La découverte clé : un ancêtre bipède ?

Pendant des décennies, les paléontologues se sont demandé si S. tchadensis était un véritable hominidé (un membre du groupe qui comprend les humains et leurs parents disparus). La découverte initiale du fossile en 2002, trouvé au Tchad, a suscité une controverse en raison de la position du foramen magnum, l’ouverture dans le crâne où se connecte la moelle épinière. Une position centrale suggère une posture droite, mais ne prouve pas une marche sur deux jambes.

Aujourd’hui, des chercheurs dirigés par Scott A. Williams de l’Université de New York ont ​​réexaminé le fémur fragmenté. Au-delà de la confirmation d’une torsion de l’os vers l’intérieur et d’une attache du muscle fessier compatible avec la bipédie, ils ont identifié une bosse petite mais critique sur le devant de l’os. Ce « tubercule fémoral » est une marque de la marche debout, et sa présence place définitivement S. tchadensis au sein de l’arbre généalogique des hominidés.

Pourquoi c’est important : réécrire l’évolution humaine

L’identification de ce premier hominidé oblige à une réévaluation de l’évolution humaine. Le dernier ancêtre commun des humains et des chimpanzés vivait il y a environ 6 à 7 millions d’années. Si S. tchadensis est en effet un ancêtre humain, cela suggère que cet ancêtre commun ressemblait probablement plus aux singes modernes qu’on ne le pensait auparavant.

“Cela rend la question de savoir à quoi ressemblait le dernier ancêtre commun entre les humains et les chimpanzés encore plus déroutante et fascinante”, explique Jeremy DeSilva, anthropologue biologique au Dartmouth College, qui n’a pas participé à l’étude.

Implications et débat en cours

Bien que les preuves soutiennent fortement la bipédie chez S. tchadensis, le débat continue.
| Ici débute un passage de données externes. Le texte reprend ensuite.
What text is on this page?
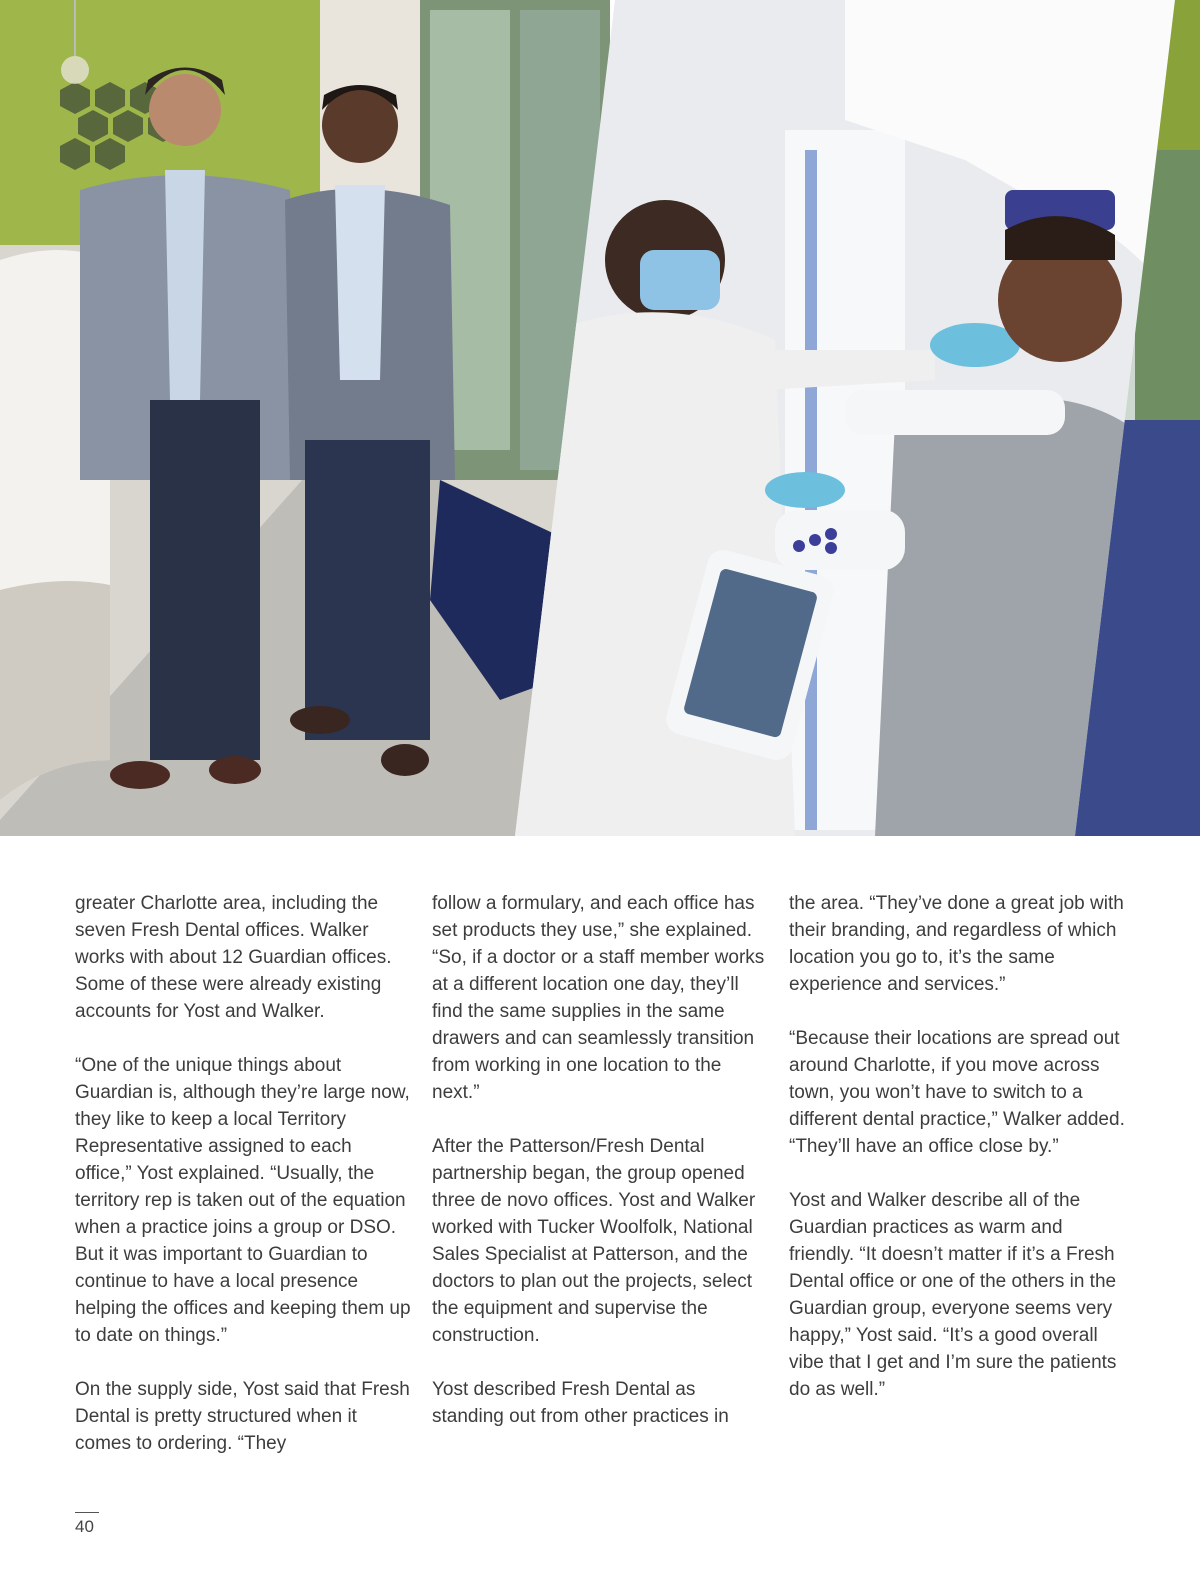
greater Charlotte area, including the seven Fresh Dental offices. Walker works with about 12 Guardian offices. Some of these were already existing accounts for Yost and Walker.

“One of the unique things about Guardian is, although they’re large now, they like to keep a local Territory Representative assigned to each office,” Yost explained. “Usually, the territory rep is taken out of the equation when a practice joins a group or DSO. But it was important to Guardian to continue to have a local presence helping the offices and keeping them up to date on things.”

On the supply side, Yost said that Fresh Dental is pretty structured when it comes to ordering. “They

follow a formulary, and each office has set products they use,” she explained. “So, if a doctor or a staff member works at a different location one day, they’ll find the same supplies in the same drawers and can seamlessly transition from working in one location to the next.”

After the Patterson/Fresh Dental partnership began, the group opened three de novo offices. Yost and Walker worked with Tucker Woolfolk, National Sales Specialist at Patterson, and the doctors to plan out the projects, select the equipment and supervise the construction.

Yost described Fresh Dental as standing out from other practices in

the area. “They’ve done a great job with their branding, and regardless of which location you go to, it’s the same experience and services.”

“Because their locations are spread out around Charlotte, if you move across town, you won’t have to switch to a different dental practice,” Walker added. “They’ll have an office close by.”

Yost and Walker describe all of the Guardian practices as warm and friendly. “It doesn’t matter if it’s a Fresh Dental office or one of the others in the Guardian group, everyone seems very happy,” Yost said. “It’s a good overall vibe that I get and I’m sure the patients do as well.”

40
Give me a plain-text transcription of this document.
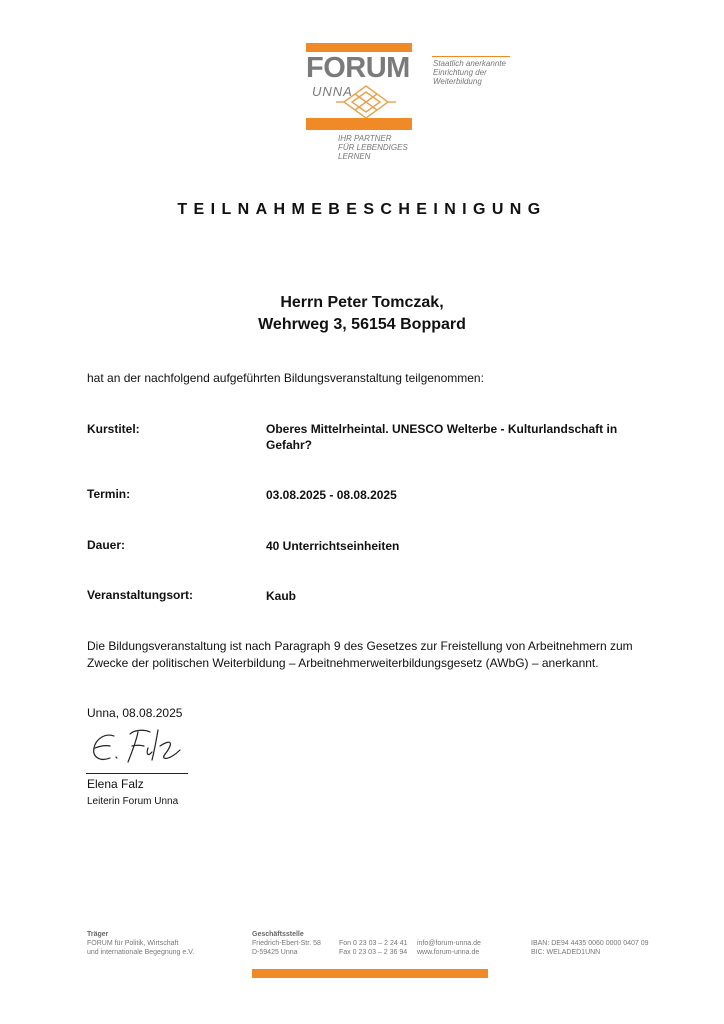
FORUM
UNNA
IHR PARTNER
FÜR LEBENDIGES
LERNEN
Staatlich anerkannte
Einrichtung der
Weiterbildung
TEILNAHMEBESCHEINIGUNG
Herrn Peter Tomczak,
Wehrweg 3, 56154 Boppard
hat an der nachfolgend aufgeführten Bildungsveranstaltung teilgenommen:
Kurstitel:	Oberes Mittelrheintal. UNESCO Welterbe - Kulturlandschaft in Gefahr?
Termin:	03.08.2025 - 08.08.2025
Dauer:	40 Unterrichtseinheiten
Veranstaltungsort:	Kaub
Die Bildungsveranstaltung ist nach Paragraph 9 des Gesetzes zur Freistellung von Arbeitnehmern zum
Zwecke der politischen Weiterbildung – Arbeitnehmerweiterbildungsgesetz (AWbG) – anerkannt.
Unna, 08.08.2025
Elena Falz
Leiterin Forum Unna
Träger
FORUM für Politik, Wirtschaft
und internationale Begegnung e.V.
Geschäftsstelle
Friedrich-Ebert-Str. 58
D-59425 Unna
Fon 0 23 03 – 2 24 41
Fax 0 23 03 – 2 36 94
info@forum-unna.de
www.forum-unna.de
IBAN: DE94 4435 0060 0000 0407 09
BIC: WELADED1UNN
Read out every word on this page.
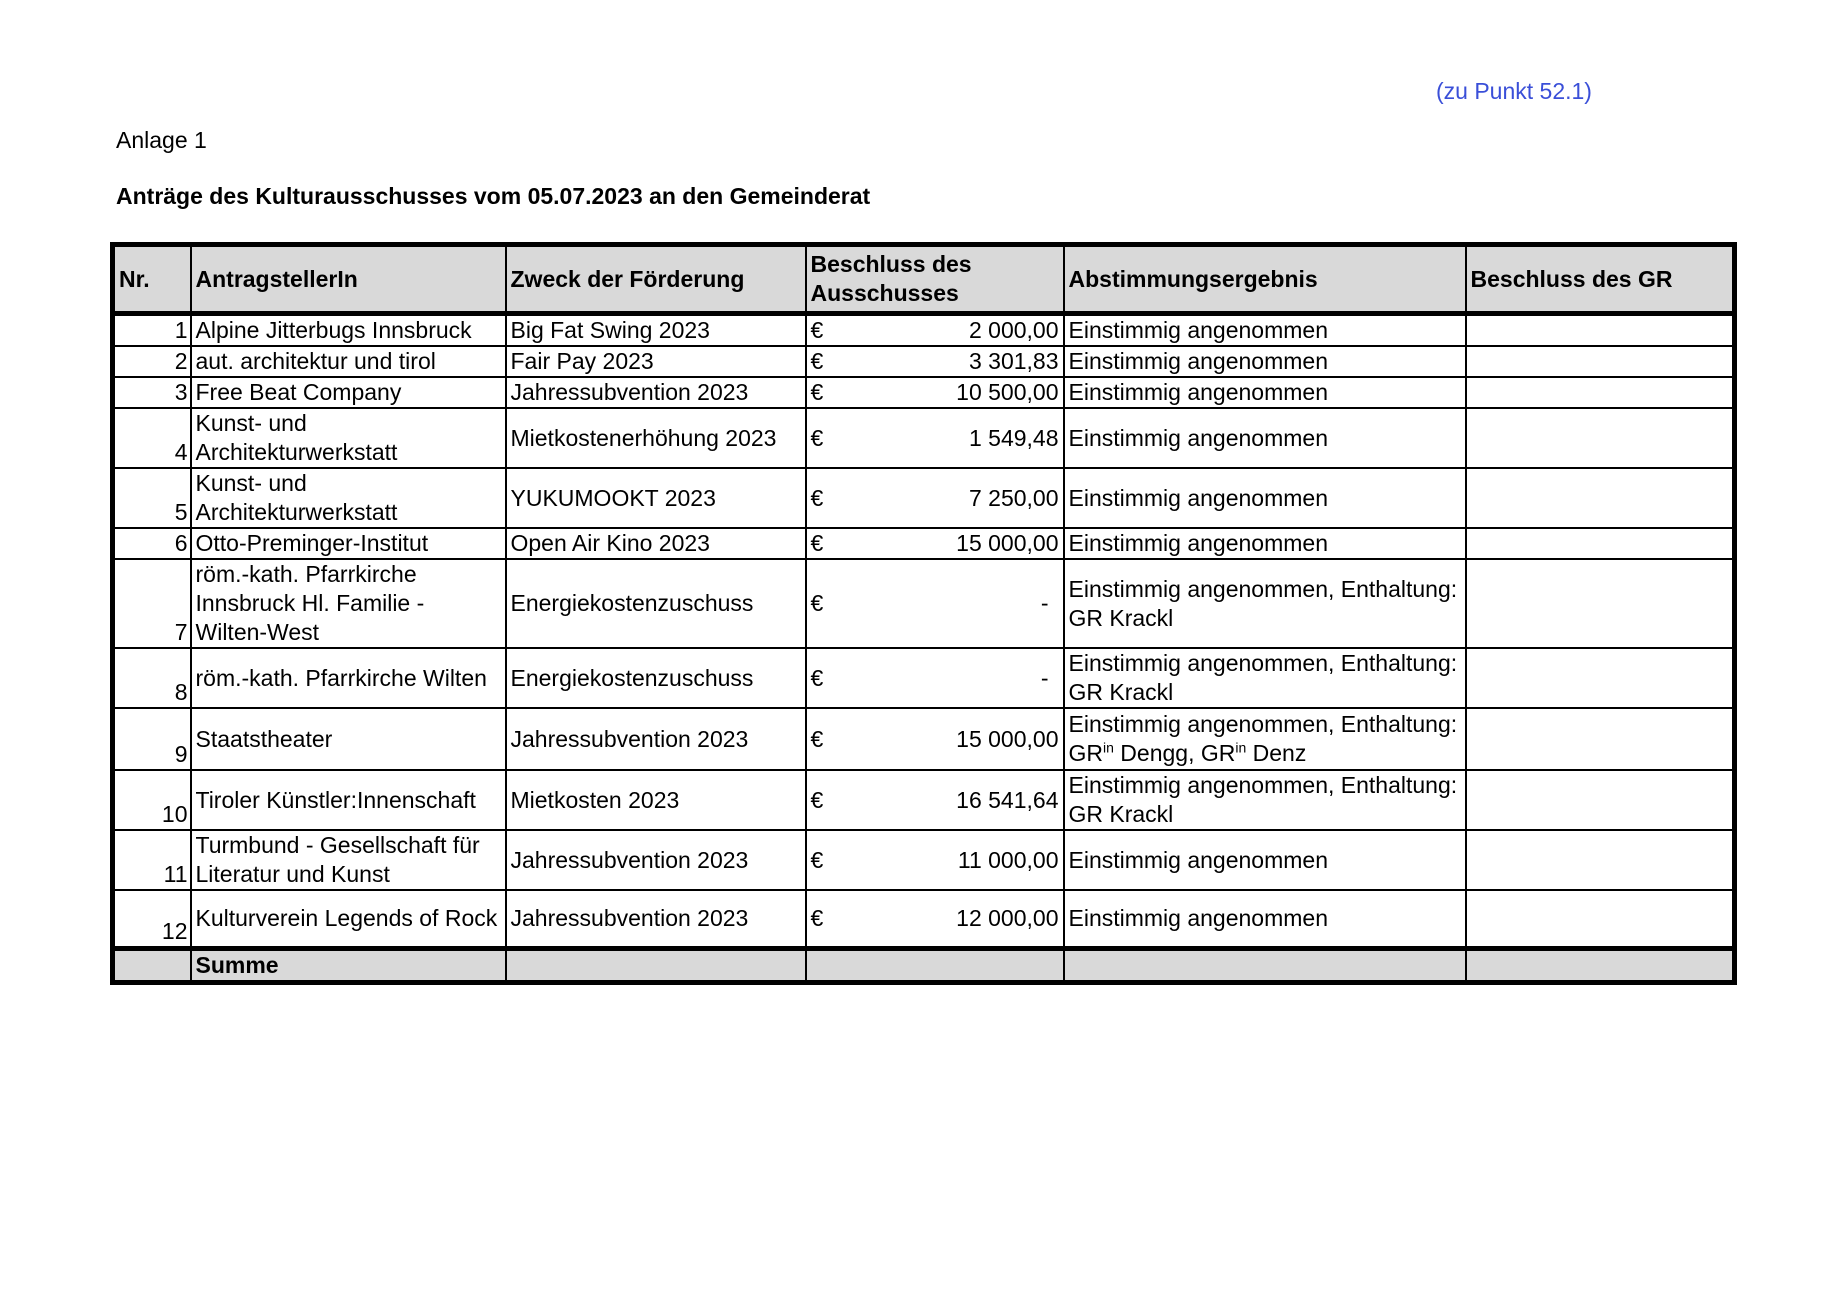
(zu Punkt 52.1)
Anlage 1
Anträge des Kulturausschusses vom 05.07.2023 an den Gemeinderat
Nr.	AntragstellerIn	Zweck der Förderung	Beschluss des Ausschusses	Abstimmungsergebnis	Beschluss des GR
1	Alpine Jitterbugs Innsbruck	Big Fat Swing 2023	€ 2 000,00	Einstimmig angenommen	
2	aut. architektur und tirol	Fair Pay 2023	€ 3 301,83	Einstimmig angenommen	
3	Free Beat Company	Jahressubvention 2023	€ 10 500,00	Einstimmig angenommen	
4	Kunst- und Architekturwerkstatt	Mietkostenerhöhung 2023	€ 1 549,48	Einstimmig angenommen	
5	Kunst- und Architekturwerkstatt	YUKUMOOKT 2023	€ 7 250,00	Einstimmig angenommen	
6	Otto-Preminger-Institut	Open Air Kino 2023	€ 15 000,00	Einstimmig angenommen	
7	röm.-kath. Pfarrkirche Innsbruck Hl. Familie - Wilten-West	Energiekostenzuschuss	€ -	Einstimmig angenommen, Enthaltung: GR Krackl	
8	röm.-kath. Pfarrkirche Wilten	Energiekostenzuschuss	€ -	Einstimmig angenommen, Enthaltung: GR Krackl	
9	Staatstheater	Jahressubvention 2023	€ 15 000,00	Einstimmig angenommen, Enthaltung:
$GR^{in}$ Dengg, $GR^{in}$ Denz	
10	Tiroler Künstler:Innenschaft	Mietkosten 2023	€ 16 541,64	Einstimmig angenommen, Enthaltung: GR Krackl	
11	Turmbund - Gesellschaft für Literatur und Kunst	Jahressubvention 2023	€ 11 000,00	Einstimmig angenommen	
12	Kulturverein Legends of Rock	Jahressubvention 2023	€ 12 000,00	Einstimmig angenommen	
	Summe				
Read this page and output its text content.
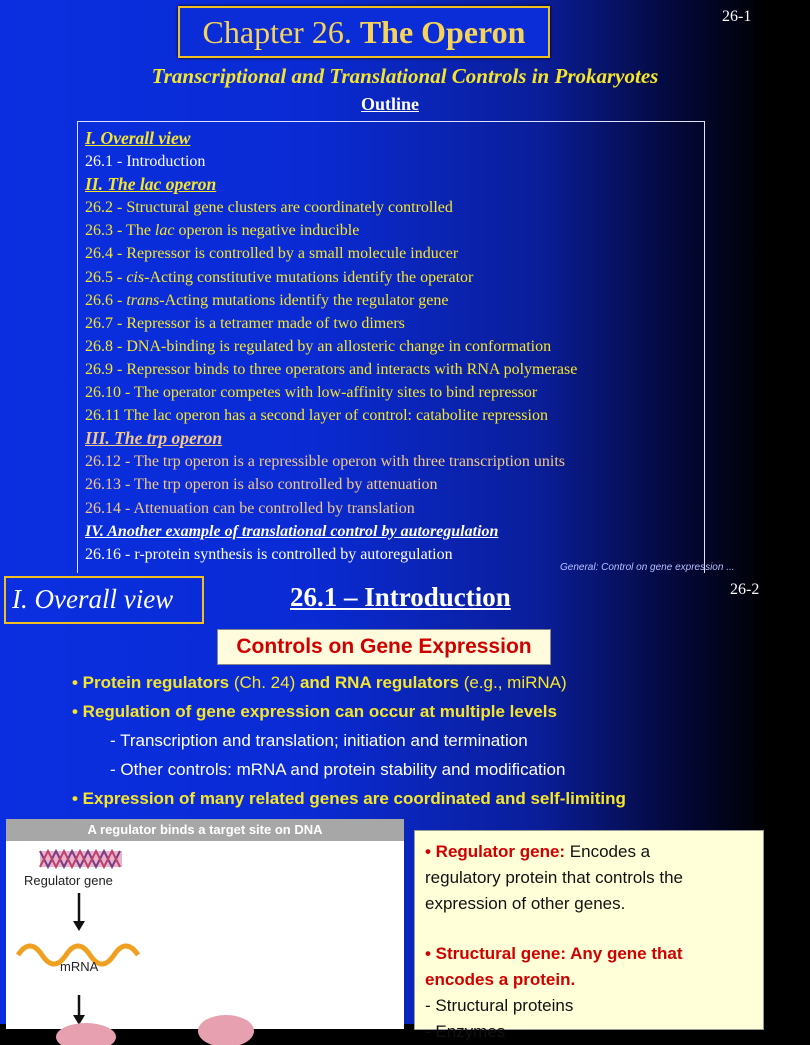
26-1
Chapter 26. The Operon
Transcriptional and Translational Controls in Prokaryotes
Outline
I. Overall view
26.1 - Introduction
II. The lac operon
26.2 - Structural gene clusters are coordinately controlled
26.3 - The lac operon is negative inducible
26.4 - Repressor is controlled by a small molecule inducer
26.5 - cis-Acting constitutive mutations identify the operator
26.6 - trans-Acting mutations identify the regulator gene
26.7 - Repressor is a tetramer made of two dimers
26.8 - DNA-binding is regulated by an allosteric change in conformation
26.9 - Repressor binds to three operators and interacts with RNA polymerase
26.10 - The operator competes with low-affinity sites to bind repressor
26.11 The lac operon has a second layer of control: catabolite repression
III. The trp operon
26.12 - The trp operon is a repressible operon with three transcription units
26.13 - The trp operon is also controlled by attenuation
26.14 - Attenuation can be controlled by translation
IV. Another example of translational control by autoregulation
26.16 - r-protein synthesis is controlled by autoregulation
General: Control on gene expression ...
26-2
I. Overall view	26.1 – Introduction
Controls on Gene Expression
• Protein regulators (Ch. 24) and RNA regulators (e.g., miRNA)
• Regulation of gene expression can occur at multiple levels
- Transcription and translation; initiation and termination
- Other controls: mRNA and protein stability and modification
• Expression of many related genes are coordinated and self-limiting
A regulator binds a target site on DNA
Regulator gene
mRNA
• Regulator gene: Encodes a
regulatory protein that controls the
expression of other genes.
• Structural gene: Any gene that
encodes a protein.
- Structural proteins
- Enzymes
Certains scientifiques suggèrent que l’espèce pourrait être un singe bipède qui n’a pas évolué vers l’homme. Cette découverte soulève une question fondamentale : un singe peut-il marcher debout sans être un véritable hominidé ?

Le S. Le fossile tchadensis remet en question les hypothèses de longue date sur les origines de la bipédie humaine et repousse la chronologie de l’émergence de notre lignée plus loin qu’on ne le pensait auparavant. L’étude souligne à quel point des détails anatomiques subtils peuvent réécrire notre compréhension de l’histoire de l’évolution.

Le débat est loin d’être terminé, mais la découverte du tubercule fémoral sur S. tchadensis fournit une nouvelle preuve convaincante dans la recherche en cours des premières racines de l’humanité.